Faith is the light of our life, after we have lost the paradisiacal view of God and only in eternity will we see God as he is! Compared with the beatific vision, which we will have in eternity, faith may be dark: “Now we see only reflections in a mirror, mere riddles, but then we shall be seeing face to face. Now I can know only imperfectly; but then I shall know just as fully as I am myself known.” (1 Cor 13,12), as the Apostle to the Gentiles explains to us, and yet it is the light for us, because God offers this way to us and then we can see in faith! How many things we can recognize thanks to faith, while those who do not have faith do not know them!
If we now walk in this light of faith, then the special presence of God can communicate itself in a completely different way and intensity: “Everything is possible for one who has faith” (Mk 9,24)! or, to put it like this: the reality of God and his actions becomes so real for us that this reality shapes everything. All areas of human existence are penetrated and overcome in faith; whether it is the storm on the lake, our daily affairs, or the great questions of life.

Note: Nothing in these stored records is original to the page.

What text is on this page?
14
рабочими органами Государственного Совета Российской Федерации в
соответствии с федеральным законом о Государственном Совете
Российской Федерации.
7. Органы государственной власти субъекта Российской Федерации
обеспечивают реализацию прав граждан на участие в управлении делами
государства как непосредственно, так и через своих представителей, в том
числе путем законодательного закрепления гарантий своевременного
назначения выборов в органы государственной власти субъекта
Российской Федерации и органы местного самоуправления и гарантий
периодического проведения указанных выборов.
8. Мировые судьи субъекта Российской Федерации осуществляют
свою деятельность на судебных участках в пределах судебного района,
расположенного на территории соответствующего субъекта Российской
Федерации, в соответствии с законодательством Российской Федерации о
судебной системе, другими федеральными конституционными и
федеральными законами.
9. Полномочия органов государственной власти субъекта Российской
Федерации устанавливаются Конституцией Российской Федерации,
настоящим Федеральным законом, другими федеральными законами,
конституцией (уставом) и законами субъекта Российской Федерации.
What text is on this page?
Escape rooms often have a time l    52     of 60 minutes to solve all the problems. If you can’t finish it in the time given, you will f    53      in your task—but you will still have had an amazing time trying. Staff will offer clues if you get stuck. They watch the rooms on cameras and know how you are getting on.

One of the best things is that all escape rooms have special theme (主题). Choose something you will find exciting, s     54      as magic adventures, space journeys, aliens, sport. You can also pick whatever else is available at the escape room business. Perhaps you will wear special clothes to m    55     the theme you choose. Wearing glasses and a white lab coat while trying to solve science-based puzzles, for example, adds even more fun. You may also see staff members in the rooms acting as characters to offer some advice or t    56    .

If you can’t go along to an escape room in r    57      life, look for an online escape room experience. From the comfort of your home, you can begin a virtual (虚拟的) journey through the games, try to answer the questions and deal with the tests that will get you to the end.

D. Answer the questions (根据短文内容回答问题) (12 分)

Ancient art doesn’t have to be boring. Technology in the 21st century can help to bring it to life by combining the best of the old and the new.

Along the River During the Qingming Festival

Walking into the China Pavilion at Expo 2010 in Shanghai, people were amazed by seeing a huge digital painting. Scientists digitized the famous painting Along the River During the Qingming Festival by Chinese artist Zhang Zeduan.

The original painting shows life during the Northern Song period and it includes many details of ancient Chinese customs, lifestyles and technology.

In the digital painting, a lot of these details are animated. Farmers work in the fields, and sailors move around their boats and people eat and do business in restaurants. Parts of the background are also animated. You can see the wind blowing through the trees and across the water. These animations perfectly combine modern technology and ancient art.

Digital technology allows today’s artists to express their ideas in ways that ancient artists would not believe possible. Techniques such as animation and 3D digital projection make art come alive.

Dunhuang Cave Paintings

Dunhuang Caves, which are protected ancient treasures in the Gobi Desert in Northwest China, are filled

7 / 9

The light falls on the past, present and future! We can dare to say: the heavenly light dispels the darkness of ignorance and remoteness from God, and we walk in this light on a safe path!
Pope Benedict XVI, certainly one of the very wise men of our time, invited again and again to let human reason be enlightened by the supernatural light of faith, so that one can reach a deeper knowledge of God than if one only has a philosophical concept of God!
Certainly, faith is a gift, a supernatural virtue.
But if God invites us to practise this faith generously ; if he exhorts the disciples to believe firmly after all and is surprised at the unbelief of some people (Mt 14,31); if he specifically mentions the faith of the centurion and presents it as exemplary (Lk 7,9); if the woman who is bloodied is praised by the Lord because she dared to approach him in faith (Mt 9,22): then faith is not only God’s work, in which man is not involved! We are therefore asked to take steps of faith, to anchor our heart more in God, to “dare” faith, then we will experience that faith actually becomes the normal thing for us. One could almost formulate the opposite: How can one dare to live without faith?
In this biblical scene in the boat the Lord does not pity the disciples. He is neither indifferent to the disciples, nor does he allow himself to be kept by their fear. No, he quiets the storm and calls the disciples to believe. In this faith, they will accomplish with him all the tasks that come upon them. And the same is true for us!